Note that logging to files is just what pub/sub uses in default settings - everything in logging.conf is based on Python’s standard logging facilities so it is possible to reconfigure it in any way desired to send logging entries to other destinations instead of, or in addition to, what the configuration says by default. Likewise, it is possible to disable them altogether if they are not needed.
zato_pubsub is the main file with internal events pertaining to handling of pub/sub messages. Any time a message is published or received by one of endpoints, a new log entry will be added here.
Moreover, the file contains plenty of extra information - whether there are any matching subscribers for a message, what their subscription keys are, if they are currently connected, what happened to message if there were none, if the message could not be delivered, what the reason was, how many attempts have been so far, all the relevant timestamps, headers and other metadata.

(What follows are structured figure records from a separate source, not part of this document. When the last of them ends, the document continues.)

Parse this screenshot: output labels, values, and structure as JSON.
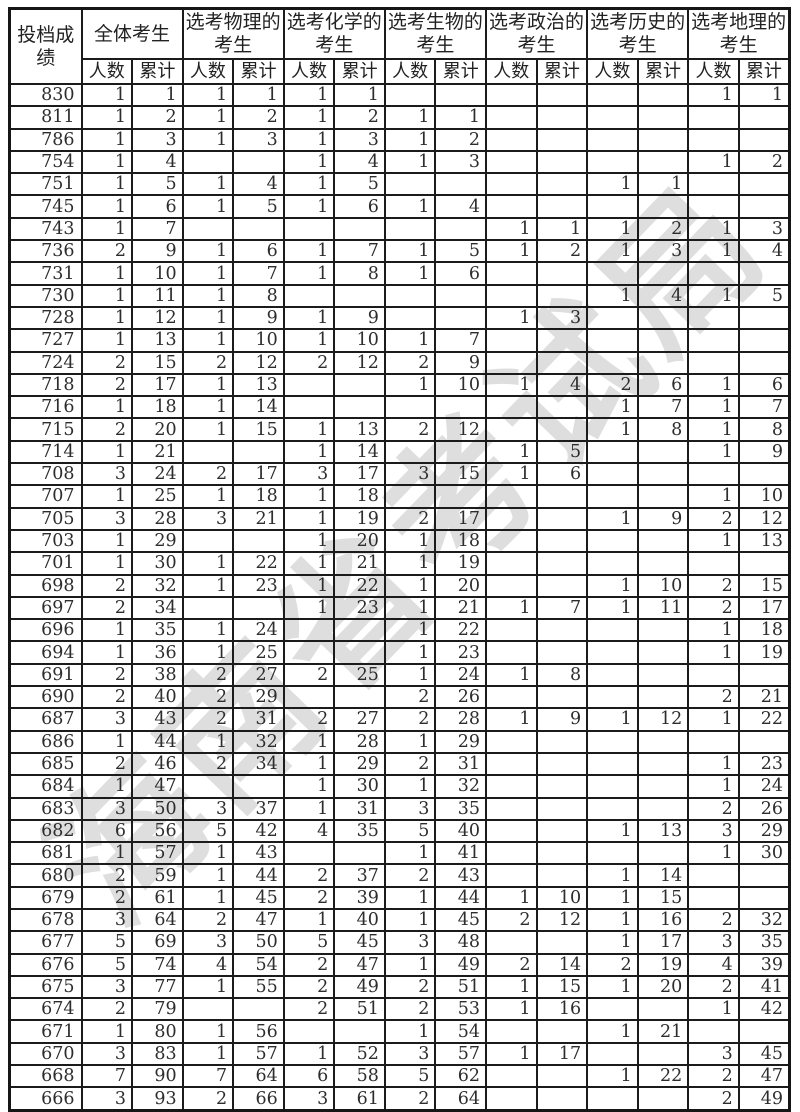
{
  "watermark": {
    "text": "海南省考试局"
  },
  "table": {
    "corner_lines": [
      "投档成",
      "绩"
    ],
    "group_headers": [
      [
        "全体考生"
      ],
      [
        "选考物理的",
        "考生"
      ],
      [
        "选考化学的",
        "考生"
      ],
      [
        "选考生物的",
        "考生"
      ],
      [
        "选考政治的",
        "考生"
      ],
      [
        "选考历史的",
        "考生"
      ],
      [
        "选考地理的",
        "考生"
      ]
    ],
    "sub_headers": [
      "人数",
      "累计"
    ],
    "rows": [
      {
        "score": "830",
        "cells": [
          "1",
          "1",
          "1",
          "1",
          "1",
          "1",
          "",
          "",
          "",
          "",
          "",
          "",
          "1",
          "1"
        ]
      },
      {
        "score": "811",
        "cells": [
          "1",
          "2",
          "1",
          "2",
          "1",
          "2",
          "1",
          "1",
          "",
          "",
          "",
          "",
          "",
          ""
        ]
      },
      {
        "score": "786",
        "cells": [
          "1",
          "3",
          "1",
          "3",
          "1",
          "3",
          "1",
          "2",
          "",
          "",
          "",
          "",
          "",
          ""
        ]
      },
      {
        "score": "754",
        "cells": [
          "1",
          "4",
          "",
          "",
          "1",
          "4",
          "1",
          "3",
          "",
          "",
          "",
          "",
          "1",
          "2"
        ]
      },
      {
        "score": "751",
        "cells": [
          "1",
          "5",
          "1",
          "4",
          "1",
          "5",
          "",
          "",
          "",
          "",
          "1",
          "1",
          "",
          ""
        ]
      },
      {
        "score": "745",
        "cells": [
          "1",
          "6",
          "1",
          "5",
          "1",
          "6",
          "1",
          "4",
          "",
          "",
          "",
          "",
          "",
          ""
        ]
      },
      {
        "score": "743",
        "cells": [
          "1",
          "7",
          "",
          "",
          "",
          "",
          "",
          "",
          "1",
          "1",
          "1",
          "2",
          "1",
          "3"
        ]
      },
      {
        "score": "736",
        "cells": [
          "2",
          "9",
          "1",
          "6",
          "1",
          "7",
          "1",
          "5",
          "1",
          "2",
          "1",
          "3",
          "1",
          "4"
        ]
      },
      {
        "score": "731",
        "cells": [
          "1",
          "10",
          "1",
          "7",
          "1",
          "8",
          "1",
          "6",
          "",
          "",
          "",
          "",
          "",
          ""
        ]
      },
      {
        "score": "730",
        "cells": [
          "1",
          "11",
          "1",
          "8",
          "",
          "",
          "",
          "",
          "",
          "",
          "1",
          "4",
          "1",
          "5"
        ]
      },
      {
        "score": "728",
        "cells": [
          "1",
          "12",
          "1",
          "9",
          "1",
          "9",
          "",
          "",
          "1",
          "3",
          "",
          "",
          "",
          ""
        ]
      },
      {
        "score": "727",
        "cells": [
          "1",
          "13",
          "1",
          "10",
          "1",
          "10",
          "1",
          "7",
          "",
          "",
          "",
          "",
          "",
          ""
        ]
      },
      {
        "score": "724",
        "cells": [
          "2",
          "15",
          "2",
          "12",
          "2",
          "12",
          "2",
          "9",
          "",
          "",
          "",
          "",
          "",
          ""
        ]
      },
      {
        "score": "718",
        "cells": [
          "2",
          "17",
          "1",
          "13",
          "",
          "",
          "1",
          "10",
          "1",
          "4",
          "2",
          "6",
          "1",
          "6"
        ]
      },
      {
        "score": "716",
        "cells": [
          "1",
          "18",
          "1",
          "14",
          "",
          "",
          "",
          "",
          "",
          "",
          "1",
          "7",
          "1",
          "7"
        ]
      },
      {
        "score": "715",
        "cells": [
          "2",
          "20",
          "1",
          "15",
          "1",
          "13",
          "2",
          "12",
          "",
          "",
          "1",
          "8",
          "1",
          "8"
        ]
      },
      {
        "score": "714",
        "cells": [
          "1",
          "21",
          "",
          "",
          "1",
          "14",
          "",
          "",
          "1",
          "5",
          "",
          "",
          "1",
          "9"
        ]
      },
      {
        "score": "708",
        "cells": [
          "3",
          "24",
          "2",
          "17",
          "3",
          "17",
          "3",
          "15",
          "1",
          "6",
          "",
          "",
          "",
          ""
        ]
      },
      {
        "score": "707",
        "cells": [
          "1",
          "25",
          "1",
          "18",
          "1",
          "18",
          "",
          "",
          "",
          "",
          "",
          "",
          "1",
          "10"
        ]
      },
      {
        "score": "705",
        "cells": [
          "3",
          "28",
          "3",
          "21",
          "1",
          "19",
          "2",
          "17",
          "",
          "",
          "1",
          "9",
          "2",
          "12"
        ]
      },
      {
        "score": "703",
        "cells": [
          "1",
          "29",
          "",
          "",
          "1",
          "20",
          "1",
          "18",
          "",
          "",
          "",
          "",
          "1",
          "13"
        ]
      },
      {
        "score": "701",
        "cells": [
          "1",
          "30",
          "1",
          "22",
          "1",
          "21",
          "1",
          "19",
          "",
          "",
          "",
          "",
          "",
          ""
        ]
      },
      {
        "score": "698",
        "cells": [
          "2",
          "32",
          "1",
          "23",
          "1",
          "22",
          "1",
          "20",
          "",
          "",
          "1",
          "10",
          "2",
          "15"
        ]
      },
      {
        "score": "697",
        "cells": [
          "2",
          "34",
          "",
          "",
          "1",
          "23",
          "1",
          "21",
          "1",
          "7",
          "1",
          "11",
          "2",
          "17"
        ]
      },
      {
        "score": "696",
        "cells": [
          "1",
          "35",
          "1",
          "24",
          "",
          "",
          "1",
          "22",
          "",
          "",
          "",
          "",
          "1",
          "18"
        ]
      },
      {
        "score": "694",
        "cells": [
          "1",
          "36",
          "1",
          "25",
          "",
          "",
          "1",
          "23",
          "",
          "",
          "",
          "",
          "1",
          "19"
        ]
      },
      {
        "score": "691",
        "cells": [
          "2",
          "38",
          "2",
          "27",
          "2",
          "25",
          "1",
          "24",
          "1",
          "8",
          "",
          "",
          "",
          ""
        ]
      },
      {
        "score": "690",
        "cells": [
          "2",
          "40",
          "2",
          "29",
          "",
          "",
          "2",
          "26",
          "",
          "",
          "",
          "",
          "2",
          "21"
        ]
      },
      {
        "score": "687",
        "cells": [
          "3",
          "43",
          "2",
          "31",
          "2",
          "27",
          "2",
          "28",
          "1",
          "9",
          "1",
          "12",
          "1",
          "22"
        ]
      },
      {
        "score": "686",
        "cells": [
          "1",
          "44",
          "1",
          "32",
          "1",
          "28",
          "1",
          "29",
          "",
          "",
          "",
          "",
          "",
          ""
        ]
      },
      {
        "score": "685",
        "cells": [
          "2",
          "46",
          "2",
          "34",
          "1",
          "29",
          "2",
          "31",
          "",
          "",
          "",
          "",
          "1",
          "23"
        ]
      },
      {
        "score": "684",
        "cells": [
          "1",
          "47",
          "",
          "",
          "1",
          "30",
          "1",
          "32",
          "",
          "",
          "",
          "",
          "1",
          "24"
        ]
      },
      {
        "score": "683",
        "cells": [
          "3",
          "50",
          "3",
          "37",
          "1",
          "31",
          "3",
          "35",
          "",
          "",
          "",
          "",
          "2",
          "26"
        ]
      },
      {
        "score": "682",
        "cells": [
          "6",
          "56",
          "5",
          "42",
          "4",
          "35",
          "5",
          "40",
          "",
          "",
          "1",
          "13",
          "3",
          "29"
        ]
      },
      {
        "score": "681",
        "cells": [
          "1",
          "57",
          "1",
          "43",
          "",
          "",
          "1",
          "41",
          "",
          "",
          "",
          "",
          "1",
          "30"
        ]
      },
      {
        "score": "680",
        "cells": [
          "2",
          "59",
          "1",
          "44",
          "2",
          "37",
          "2",
          "43",
          "",
          "",
          "1",
          "14",
          "",
          ""
        ]
      },
      {
        "score": "679",
        "cells": [
          "2",
          "61",
          "1",
          "45",
          "2",
          "39",
          "1",
          "44",
          "1",
          "10",
          "1",
          "15",
          "",
          ""
        ]
      },
      {
        "score": "678",
        "cells": [
          "3",
          "64",
          "2",
          "47",
          "1",
          "40",
          "1",
          "45",
          "2",
          "12",
          "1",
          "16",
          "2",
          "32"
        ]
      },
      {
        "score": "677",
        "cells": [
          "5",
          "69",
          "3",
          "50",
          "5",
          "45",
          "3",
          "48",
          "",
          "",
          "1",
          "17",
          "3",
          "35"
        ]
      },
      {
        "score": "676",
        "cells": [
          "5",
          "74",
          "4",
          "54",
          "2",
          "47",
          "1",
          "49",
          "2",
          "14",
          "2",
          "19",
          "4",
          "39"
        ]
      },
      {
        "score": "675",
        "cells": [
          "3",
          "77",
          "1",
          "55",
          "2",
          "49",
          "2",
          "51",
          "1",
          "15",
          "1",
          "20",
          "2",
          "41"
        ]
      },
      {
        "score": "674",
        "cells": [
          "2",
          "79",
          "",
          "",
          "2",
          "51",
          "2",
          "53",
          "1",
          "16",
          "",
          "",
          "1",
          "42"
        ]
      },
      {
        "score": "671",
        "cells": [
          "1",
          "80",
          "1",
          "56",
          "",
          "",
          "1",
          "54",
          "",
          "",
          "1",
          "21",
          "",
          ""
        ]
      },
      {
        "score": "670",
        "cells": [
          "3",
          "83",
          "1",
          "57",
          "1",
          "52",
          "3",
          "57",
          "1",
          "17",
          "",
          "",
          "3",
          "45"
        ]
      },
      {
        "score": "668",
        "cells": [
          "7",
          "90",
          "7",
          "64",
          "6",
          "58",
          "5",
          "62",
          "",
          "",
          "1",
          "22",
          "2",
          "47"
        ]
      },
      {
        "score": "666",
        "cells": [
          "3",
          "93",
          "2",
          "66",
          "3",
          "61",
          "2",
          "64",
          "",
          "",
          "",
          "",
          "2",
          "49"
        ]
      }
    ]
  }
}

In short, it is the full life-cycle of publications and subscriptions for each message processed. This is the place that all the details of what is going on under the hood can be found in.
Unlike the file above, the whole purpose of zato_pubsub_audit is to save data and metadata of all the messages received and published to topics - only that.
There is no additional information on what happened to each message, when and where it was delivered - it is purely an audit log of all the messages that Zato published.
It is at times convenient to use it precisely because it has basic information only, without any details.
Prevention of data loss
The whole purpose of zato_pubsub_overflow is to retain messages that would be otherwise dropped if topics reached their maximum depth yet subscribers were slow to consume them.
Consider the topic below - it has a maximum depth of 10,000 in-RAM messages. If there is a steady inflow of messages to this topic but subscribers do not consume them in a continuous manner, which means that the messages will not be placed in their queues in a timely fasion, this limit, the maximum depth, will be eventually reached.
The question then is, what should be done with such topics overflowing with messages? By default, Zato will save them to disk just in case they should be kept around for manual inspection or resubmission.
If this is not needed, zato_pubsub_overflow can be configured to log on level WARN or ERROR. This will disable logging to disk and any such superfluous messages will be ignored.
There are several web-admin screens that let one understand what kind of internal events and structures participate in publish/subscribe:
- Delivery tasks - their job is to deliver messages from subscriber queues to endpoints
- Sync tasks - they are responsible for internal synchronization of state, data and metadata between topics and queues
Of particular interest is the event log - it shows step-by-step what happens to each message published in terms of decision making and code branches.
Note that the log has a maximum size of 1,000 events, with new events replacing any older ones, thus in a busy server it will suffice for a few seconds at most and it is primarily of importance in environments with low traffic to topics, such as development and test ones.
Note that runtime pub/sub information in web-admin is always presented for each server process separately - for instance, if a server is restarted, its process ID (PID) will likely change and all the data structures will be repopulated. The same holds for the event log which is not preserved across server restarts.
Publish/subscribe messages and their corresponding internal mechanisms are covered by a comprehensive logging infrastructure that lets one understand both the overall picture as well as low-level details of the functionality.
From an audit log, through events to tracing of individual server process, each and every angle is addressed in order to make sure that topics and queues work in a smooth and reliable way.